Within the salt-encrusted lakes of time,

Are secret bubbles formed by primal cast;

We excavate these drops from faded brine,

To understand the structure of your past.

They ratify and filter our forecast

That Gaia’s breath was once a weakened wheeze,

Devoid of life and luscious chloroplast.

By reading samples from an ancient breeze,

We understand how life might look on cosmic seas.

The Sibley Peninsula in Ontario, Canada where the sample was retrieved from (Photo Credit: P199, via Wikimedia Commons).

This is a Spenserian stanza, inspired by recent research which has used samples from a 1.4-billion-year-old lake deposit to provide evidence of what the Earth’s atmosphere and biosphere were like in the ancient past.

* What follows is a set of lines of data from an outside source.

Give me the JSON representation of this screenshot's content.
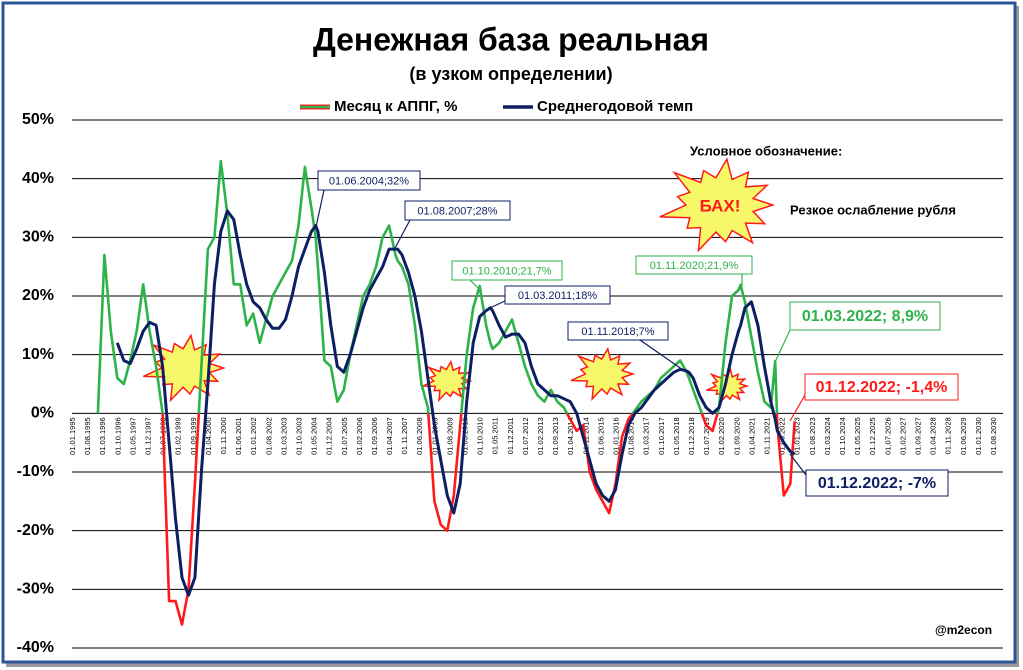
{
  "chart_data": {
    "type": "line",
    "title": "Денежная база реальная",
    "subtitle": "(в узком определении)",
    "x": [
      "01.01.1996",
      "01.04.1996",
      "01.07.1996",
      "01.10.1996",
      "01.01.1997",
      "01.04.1997",
      "01.07.1997",
      "01.10.1997",
      "01.01.1998",
      "01.04.1998",
      "01.07.1998",
      "01.10.1998",
      "01.01.1999",
      "01.04.1999",
      "01.07.1999",
      "01.10.1999",
      "01.01.2000",
      "01.04.2000",
      "01.07.2000",
      "01.10.2000",
      "01.01.2001",
      "01.04.2001",
      "01.07.2001",
      "01.10.2001",
      "01.01.2002",
      "01.04.2002",
      "01.07.2002",
      "01.10.2002",
      "01.01.2003",
      "01.04.2003",
      "01.07.2003",
      "01.10.2003",
      "01.01.2004",
      "01.04.2004",
      "01.06.2004",
      "01.07.2004",
      "01.10.2004",
      "01.01.2005",
      "01.04.2005",
      "01.07.2005",
      "01.10.2005",
      "01.01.2006",
      "01.04.2006",
      "01.07.2006",
      "01.10.2006",
      "01.01.2007",
      "01.04.2007",
      "01.07.2007",
      "01.08.2007",
      "01.10.2007",
      "01.01.2008",
      "01.04.2008",
      "01.07.2008",
      "01.10.2008",
      "01.01.2009",
      "01.04.2009",
      "01.07.2009",
      "01.10.2009",
      "01.01.2010",
      "01.04.2010",
      "01.07.2010",
      "01.10.2010",
      "01.01.2011",
      "01.03.2011",
      "01.04.2011",
      "01.07.2011",
      "01.10.2011",
      "01.01.2012",
      "01.04.2012",
      "01.07.2012",
      "01.10.2012",
      "01.01.2013",
      "01.04.2013",
      "01.07.2013",
      "01.10.2013",
      "01.01.2014",
      "01.04.2014",
      "01.07.2014",
      "01.10.2014",
      "01.01.2015",
      "01.04.2015",
      "01.07.2015",
      "01.10.2015",
      "01.01.2016",
      "01.04.2016",
      "01.07.2016",
      "01.10.2016",
      "01.01.2017",
      "01.04.2017",
      "01.07.2017",
      "01.10.2017",
      "01.01.2018",
      "01.04.2018",
      "01.07.2018",
      "01.10.2018",
      "01.11.2018",
      "01.01.2019",
      "01.04.2019",
      "01.07.2019",
      "01.10.2019",
      "01.01.2020",
      "01.04.2020",
      "01.07.2020",
      "01.10.2020",
      "01.11.2020",
      "01.01.2021",
      "01.04.2021",
      "01.07.2021",
      "01.10.2021",
      "01.01.2022",
      "01.03.2022",
      "01.04.2022",
      "01.07.2022",
      "01.10.2022",
      "01.12.2022"
    ],
    "series": [
      {
        "name": "Месяц к АППГ, %",
        "color": "#2db34a",
        "negative_color": "#ff1a1a",
        "values": [
          0,
          27,
          14,
          6,
          5,
          9,
          14,
          22,
          14,
          8,
          0,
          -32,
          -32,
          -36,
          -30,
          -12,
          8,
          28,
          30,
          43,
          34,
          22,
          22,
          15,
          17,
          12,
          16,
          20,
          22,
          24,
          26,
          32,
          42,
          35,
          30,
          25,
          9,
          8,
          2,
          4,
          10,
          15,
          20,
          22,
          25,
          30,
          32,
          27,
          26,
          25,
          22,
          15,
          5,
          1,
          -15,
          -19,
          -20,
          -14,
          -2,
          10,
          18,
          21.7,
          15,
          12,
          11,
          12,
          14,
          16,
          12,
          8,
          5,
          3,
          2,
          4,
          2,
          1,
          -1,
          -3,
          -2,
          -10,
          -13,
          -15,
          -17,
          -12,
          -4,
          -1,
          0.5,
          2,
          3,
          4,
          6,
          7,
          8,
          9,
          7,
          6,
          4,
          1,
          -2,
          -3,
          1,
          12,
          20,
          21,
          21.9,
          19,
          13,
          7,
          2,
          1,
          8.9,
          -2,
          -14,
          -12,
          -1.4
        ]
      },
      {
        "name": "Среднегодовой темп",
        "color": "#0d1f63",
        "values": [
          null,
          null,
          null,
          12,
          9,
          8.5,
          11,
          14,
          15.5,
          15,
          8,
          -5,
          -18,
          -28,
          -31,
          -28,
          -10,
          5,
          22,
          31,
          34.5,
          33,
          27,
          22,
          19,
          18,
          16,
          14.5,
          14.5,
          16,
          20,
          25,
          28,
          31,
          32,
          31,
          24,
          15,
          8,
          7,
          10,
          14,
          18,
          21,
          23,
          25,
          28,
          28,
          28,
          27,
          24,
          20,
          14,
          6,
          -2,
          -8,
          -14,
          -17,
          -12,
          2,
          12,
          16.5,
          17.5,
          18,
          17.5,
          15,
          13,
          13.5,
          13.5,
          12,
          8,
          5,
          4,
          3,
          3,
          2.5,
          2,
          0,
          -4,
          -8,
          -12,
          -14,
          -15,
          -13,
          -7,
          -2,
          0,
          1,
          2.5,
          4,
          5,
          6,
          7,
          7.5,
          7.2,
          7,
          6,
          3,
          1,
          0,
          1,
          5,
          10,
          14,
          15,
          18,
          19,
          15,
          8,
          2,
          -1,
          -3,
          -5,
          -6.5,
          -7
        ]
      }
    ],
    "xlim": [
      "01.01.1995",
      "01.08.2030"
    ],
    "xticks": [
      "01.01.1995",
      "01.08.1995",
      "01.03.1996",
      "01.10.1996",
      "01.05.1997",
      "01.12.1997",
      "01.07.1998",
      "01.02.1999",
      "01.09.1999",
      "01.04.2000",
      "01.11.2000",
      "01.06.2001",
      "01.01.2002",
      "01.08.2002",
      "01.03.2003",
      "01.10.2003",
      "01.05.2004",
      "01.12.2004",
      "01.07.2005",
      "01.02.2006",
      "01.09.2006",
      "01.04.2007",
      "01.11.2007",
      "01.06.2008",
      "01.01.2009",
      "01.08.2009",
      "01.03.2010",
      "01.10.2010",
      "01.05.2011",
      "01.12.2011",
      "01.07.2012",
      "01.02.2013",
      "01.09.2013",
      "01.04.2014",
      "01.11.2014",
      "01.06.2015",
      "01.01.2016",
      "01.08.2016",
      "01.03.2017",
      "01.10.2017",
      "01.05.2018",
      "01.12.2018",
      "01.07.2019",
      "01.02.2020",
      "01.09.2020",
      "01.04.2021",
      "01.11.2021",
      "01.06.2022",
      "01.01.2023",
      "01.08.2023",
      "01.03.2024",
      "01.10.2024",
      "01.05.2025",
      "01.12.2025",
      "01.07.2026",
      "01.02.2027",
      "01.09.2027",
      "01.04.2028",
      "01.11.2028",
      "01.06.2029",
      "01.01.2030",
      "01.08.2030"
    ],
    "ylim": [
      -40,
      50
    ],
    "yticks": [
      {
        "value": -40,
        "label": "-40%"
      },
      {
        "value": -30,
        "label": "-30%"
      },
      {
        "value": -20,
        "label": "-20%"
      },
      {
        "value": -10,
        "label": "-10%"
      },
      {
        "value": 0,
        "label": "0%"
      },
      {
        "value": 10,
        "label": "10%"
      },
      {
        "value": 20,
        "label": "20%"
      },
      {
        "value": 30,
        "label": "30%"
      },
      {
        "value": 40,
        "label": "40%"
      },
      {
        "value": 50,
        "label": "50%"
      }
    ],
    "grid": true,
    "annotations": [
      {
        "text": "01.06.2004;32%",
        "color": "#0d1f63"
      },
      {
        "text": "01.08.2007;28%",
        "color": "#0d1f63"
      },
      {
        "text": "01.10.2010;21,7%",
        "color": "#2db34a"
      },
      {
        "text": "01.03.2011;18%",
        "color": "#0d1f63"
      },
      {
        "text": "01.11.2018;7%",
        "color": "#0d1f63"
      },
      {
        "text": "01.11.2020;21,9%",
        "color": "#2db34a"
      },
      {
        "text": "01.03.2022; 8,9%",
        "color": "#2db34a"
      },
      {
        "text": "01.12.2022; -1,4%",
        "color": "#ff1a1a"
      },
      {
        "text": "01.12.2022; -7%",
        "color": "#0d1f63"
      }
    ],
    "key_title": "Условное обозначение:",
    "key_burst": "БАХ!",
    "key_text": "Резкое ослабление рубля",
    "credit": "@m2econ"
  }
}
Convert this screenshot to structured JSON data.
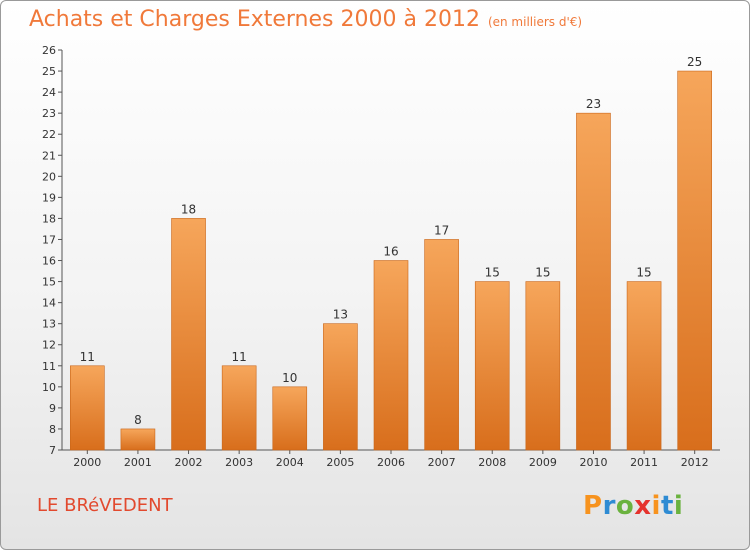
{
  "header": {
    "title": "Achats et Charges Externes 2000 à 2012",
    "unit": "(en milliers d'€)"
  },
  "footer": {
    "commune": "LE BRéVEDENT",
    "logo_letters": [
      "P",
      "r",
      "o",
      "x",
      "i",
      "t",
      "i"
    ],
    "logo_colors": [
      "#f7931e",
      "#2e8bd3",
      "#6ab23e",
      "#e5322d",
      "#f7931e",
      "#2e8bd3",
      "#6ab23e"
    ]
  },
  "chart_data": {
    "type": "bar",
    "categories": [
      "2000",
      "2001",
      "2002",
      "2003",
      "2004",
      "2005",
      "2006",
      "2007",
      "2008",
      "2009",
      "2010",
      "2011",
      "2012"
    ],
    "values": [
      11,
      8,
      18,
      11,
      10,
      13,
      16,
      17,
      15,
      15,
      23,
      15,
      25
    ],
    "ylim": [
      7,
      26
    ],
    "yticks": [
      7,
      8,
      9,
      10,
      11,
      12,
      13,
      14,
      15,
      16,
      17,
      18,
      19,
      20,
      21,
      22,
      23,
      24,
      25,
      26
    ],
    "bar_color": "#f0863a",
    "grid": false
  }
}
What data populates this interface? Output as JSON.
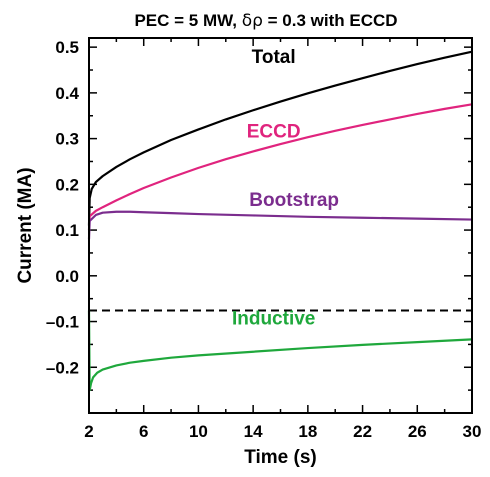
{
  "chart_data": {
    "type": "line",
    "title_parts": [
      "PEC = 5 MW, ",
      "δρ",
      " = 0.3 with ECCD"
    ],
    "xlabel": "Time (s)",
    "ylabel": "Current (MA)",
    "xlim": [
      2,
      30
    ],
    "ylim": [
      -0.3,
      0.52
    ],
    "xticks": [
      2,
      6,
      10,
      14,
      18,
      22,
      26,
      30
    ],
    "xtick_labels": [
      "2",
      "6",
      "10",
      "14",
      "18",
      "22",
      "26",
      "30"
    ],
    "yticks": [
      0.5,
      0.4,
      0.3,
      0.2,
      0.1,
      0.0,
      -0.1,
      -0.2
    ],
    "ytick_labels": [
      "0.5",
      "0.4",
      "0.3",
      "0.2",
      "0.1",
      "0.0",
      "–0.1",
      "–0.2"
    ],
    "reference_lines": [
      {
        "y": -0.076,
        "style": "dashed",
        "color": "#000000"
      }
    ],
    "series": [
      {
        "name": "Total",
        "color": "#000000",
        "x": [
          2.0,
          2.05,
          2.2,
          2.5,
          3,
          4,
          5,
          6,
          8,
          10,
          12,
          14,
          16,
          18,
          20,
          22,
          24,
          26,
          28,
          30
        ],
        "y": [
          0.11,
          0.17,
          0.19,
          0.205,
          0.218,
          0.238,
          0.255,
          0.27,
          0.297,
          0.32,
          0.342,
          0.362,
          0.381,
          0.399,
          0.416,
          0.432,
          0.448,
          0.463,
          0.477,
          0.49
        ]
      },
      {
        "name": "ECCD",
        "color": "#e0247e",
        "x": [
          2.0,
          2.05,
          2.5,
          3,
          4,
          5,
          6,
          8,
          10,
          12,
          14,
          16,
          18,
          20,
          22,
          24,
          26,
          28,
          30
        ],
        "y": [
          0.1,
          0.13,
          0.142,
          0.15,
          0.165,
          0.179,
          0.192,
          0.215,
          0.236,
          0.255,
          0.272,
          0.288,
          0.303,
          0.317,
          0.33,
          0.342,
          0.354,
          0.365,
          0.375
        ]
      },
      {
        "name": "Bootstrap",
        "color": "#7b2d8e",
        "x": [
          2.0,
          2.05,
          2.5,
          3,
          4,
          5,
          6,
          8,
          10,
          14,
          18,
          22,
          26,
          30
        ],
        "y": [
          0.08,
          0.12,
          0.133,
          0.138,
          0.14,
          0.14,
          0.139,
          0.137,
          0.135,
          0.132,
          0.129,
          0.127,
          0.125,
          0.123
        ]
      },
      {
        "name": "Inductive",
        "color": "#1fa83c",
        "x": [
          2.0,
          2.05,
          2.15,
          2.3,
          2.6,
          3,
          4,
          5,
          6,
          8,
          10,
          14,
          18,
          22,
          26,
          30
        ],
        "y": [
          -0.076,
          -0.25,
          -0.235,
          -0.222,
          -0.212,
          -0.205,
          -0.196,
          -0.19,
          -0.186,
          -0.179,
          -0.174,
          -0.166,
          -0.158,
          -0.151,
          -0.145,
          -0.139
        ]
      }
    ],
    "series_label_anchor": {
      "Total": {
        "x": 15.5,
        "y": 0.465
      },
      "ECCD": {
        "x": 15.5,
        "y": 0.302
      },
      "Bootstrap": {
        "x": 17,
        "y": 0.153
      },
      "Inductive": {
        "x": 15.5,
        "y": -0.106
      }
    },
    "grid": false,
    "legend": "none"
  }
}
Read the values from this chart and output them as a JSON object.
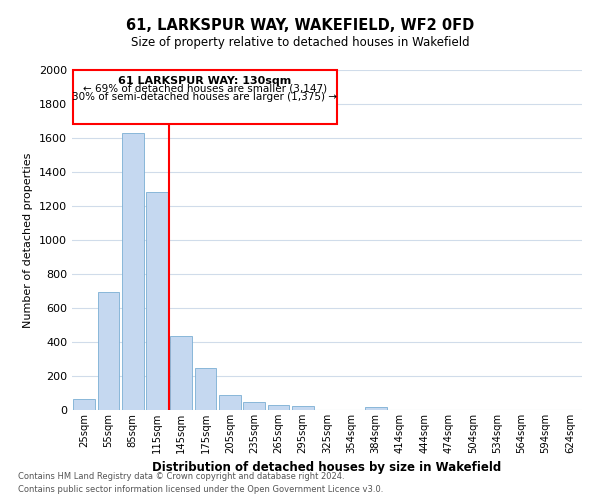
{
  "title": "61, LARKSPUR WAY, WAKEFIELD, WF2 0FD",
  "subtitle": "Size of property relative to detached houses in Wakefield",
  "xlabel": "Distribution of detached houses by size in Wakefield",
  "ylabel": "Number of detached properties",
  "bar_color": "#c5d8f0",
  "bar_edge_color": "#7bafd4",
  "background_color": "#ffffff",
  "grid_color": "#d0dcea",
  "categories": [
    "25sqm",
    "55sqm",
    "85sqm",
    "115sqm",
    "145sqm",
    "175sqm",
    "205sqm",
    "235sqm",
    "265sqm",
    "295sqm",
    "325sqm",
    "354sqm",
    "384sqm",
    "414sqm",
    "444sqm",
    "474sqm",
    "504sqm",
    "534sqm",
    "564sqm",
    "594sqm",
    "624sqm"
  ],
  "values": [
    65,
    695,
    1630,
    1280,
    435,
    250,
    88,
    50,
    28,
    22,
    0,
    0,
    15,
    0,
    0,
    0,
    0,
    0,
    0,
    0,
    0
  ],
  "ylim": [
    0,
    2000
  ],
  "yticks": [
    0,
    200,
    400,
    600,
    800,
    1000,
    1200,
    1400,
    1600,
    1800,
    2000
  ],
  "annotation_title": "61 LARKSPUR WAY: 130sqm",
  "annotation_line1": "← 69% of detached houses are smaller (3,147)",
  "annotation_line2": "30% of semi-detached houses are larger (1,375) →",
  "footnote1": "Contains HM Land Registry data © Crown copyright and database right 2024.",
  "footnote2": "Contains public sector information licensed under the Open Government Licence v3.0.",
  "red_line_x": 3.5
}
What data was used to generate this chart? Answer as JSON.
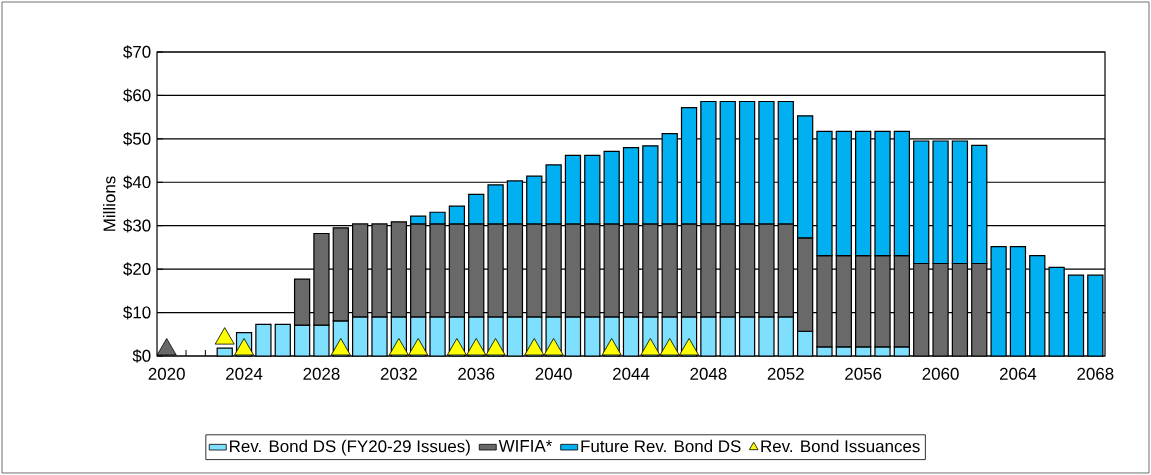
{
  "chart_data": {
    "type": "bar",
    "stacked": true,
    "ylabel": "Millions",
    "categories": [
      "2020",
      null,
      null,
      null,
      "2024",
      null,
      null,
      null,
      "2028",
      null,
      null,
      null,
      "2032",
      null,
      null,
      null,
      "2036",
      null,
      null,
      null,
      "2040",
      null,
      null,
      null,
      "2044",
      null,
      null,
      null,
      "2048",
      null,
      null,
      null,
      "2052",
      null,
      null,
      null,
      "2056",
      null,
      null,
      null,
      "2060",
      null,
      null,
      null,
      "2064",
      null,
      null,
      null,
      "2068"
    ],
    "ylim": [
      0,
      70
    ],
    "yticks": [
      {
        "value": 0,
        "label": "$0"
      },
      {
        "value": 10,
        "label": "$10"
      },
      {
        "value": 20,
        "label": "$20"
      },
      {
        "value": 30,
        "label": "$30"
      },
      {
        "value": 40,
        "label": "$40"
      },
      {
        "value": 50,
        "label": "$50"
      },
      {
        "value": 60,
        "label": "$60"
      },
      {
        "value": 70,
        "label": "$70"
      }
    ],
    "grid": "y",
    "legend": "bottom",
    "marker": "triangle",
    "series": [
      {
        "name": "Rev. Bond DS (FY20-29 Issues)",
        "color": "#7fdfff",
        "values": [
          null,
          null,
          null,
          1.8,
          5.4,
          7.3,
          7.3,
          7.1,
          7.1,
          8.1,
          9.0,
          9.0,
          9.0,
          9.0,
          9.0,
          9.0,
          9.0,
          9.0,
          9.0,
          9.0,
          9.0,
          9.0,
          9.0,
          9.0,
          9.0,
          9.0,
          9.0,
          9.0,
          9.0,
          9.0,
          9.0,
          9.0,
          9.0,
          5.7,
          2.1,
          2.1,
          2.1,
          2.1,
          2.1,
          null,
          null,
          null,
          null,
          null,
          null,
          null,
          null,
          null,
          null
        ]
      },
      {
        "name": "WIFIA*",
        "color": "#696969",
        "values": [
          null,
          null,
          null,
          null,
          null,
          null,
          null,
          10.6,
          21.1,
          21.4,
          21.4,
          21.4,
          21.9,
          21.4,
          21.4,
          21.4,
          21.4,
          21.4,
          21.4,
          21.4,
          21.4,
          21.4,
          21.4,
          21.4,
          21.4,
          21.4,
          21.4,
          21.4,
          21.4,
          21.4,
          21.4,
          21.4,
          21.4,
          21.5,
          21.0,
          21.0,
          21.0,
          21.0,
          21.0,
          21.3,
          21.3,
          21.3,
          21.3,
          null,
          null,
          null,
          null,
          null,
          null
        ]
      },
      {
        "name": "Future Rev. Bond DS",
        "color": "#00b0f0",
        "values": [
          null,
          null,
          null,
          null,
          null,
          null,
          null,
          null,
          null,
          null,
          null,
          null,
          null,
          1.8,
          2.7,
          4.1,
          6.8,
          9.0,
          9.9,
          11.0,
          13.6,
          15.8,
          15.8,
          16.7,
          17.6,
          18.0,
          20.8,
          26.8,
          28.2,
          28.2,
          28.2,
          28.2,
          28.2,
          28.1,
          28.6,
          28.6,
          28.6,
          28.6,
          28.6,
          28.2,
          28.2,
          28.2,
          27.2,
          25.2,
          25.2,
          23.1,
          20.4,
          18.6,
          18.6
        ]
      },
      {
        "name": "Rev. Bond Issuances",
        "type": "scatter",
        "color": "#ffff00",
        "values": [
          null,
          null,
          null,
          4.0,
          1.5,
          null,
          null,
          null,
          null,
          1.5,
          null,
          null,
          1.5,
          1.5,
          null,
          1.5,
          1.5,
          1.5,
          null,
          1.5,
          1.5,
          null,
          null,
          1.5,
          null,
          1.5,
          1.5,
          1.5,
          null,
          null,
          null,
          null,
          null,
          null,
          null,
          null,
          null,
          null,
          null,
          null,
          null,
          null,
          null,
          null,
          null,
          null,
          null,
          null,
          null
        ]
      },
      {
        "type": "scatter",
        "color": "#696969",
        "values": [
          1.5,
          null,
          null,
          null,
          null,
          null,
          null,
          null,
          null,
          null,
          null,
          null,
          null,
          null,
          null,
          null,
          null,
          null,
          null,
          null,
          null,
          null,
          null,
          null,
          null,
          null,
          null,
          null,
          null,
          null,
          null,
          null,
          null,
          null,
          null,
          null,
          null,
          null,
          null,
          null,
          null,
          null,
          null,
          null,
          null,
          null,
          null,
          null,
          null
        ]
      }
    ]
  }
}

It has been suggested that the atmosphere of our ancient Earth was vastly different to what it looks like today, with oxygen levels in the air a tiny fraction of what they are today because of a less active biosphere and therefore lower primary production (the rate at which plants can convert light or chemical energy into organic matter, a side-product of which is oxygen). However, until now direct evidence for this has been missing.

Researchers in this study were able to successfully analyse oxygen samples that had been trapped in a 1.4 billion-year-old evaporative lake deposit from Ontario, and in doing so they were able to prove that oxygen concentrations during this time period were indeed only a fraction of what they are today. As well as confirming that primary production 1.4 billion years ago was much less than it is today, this research also provides clues as to what we might find on exoplanets that are at earlier stages in their development than our current Earth system.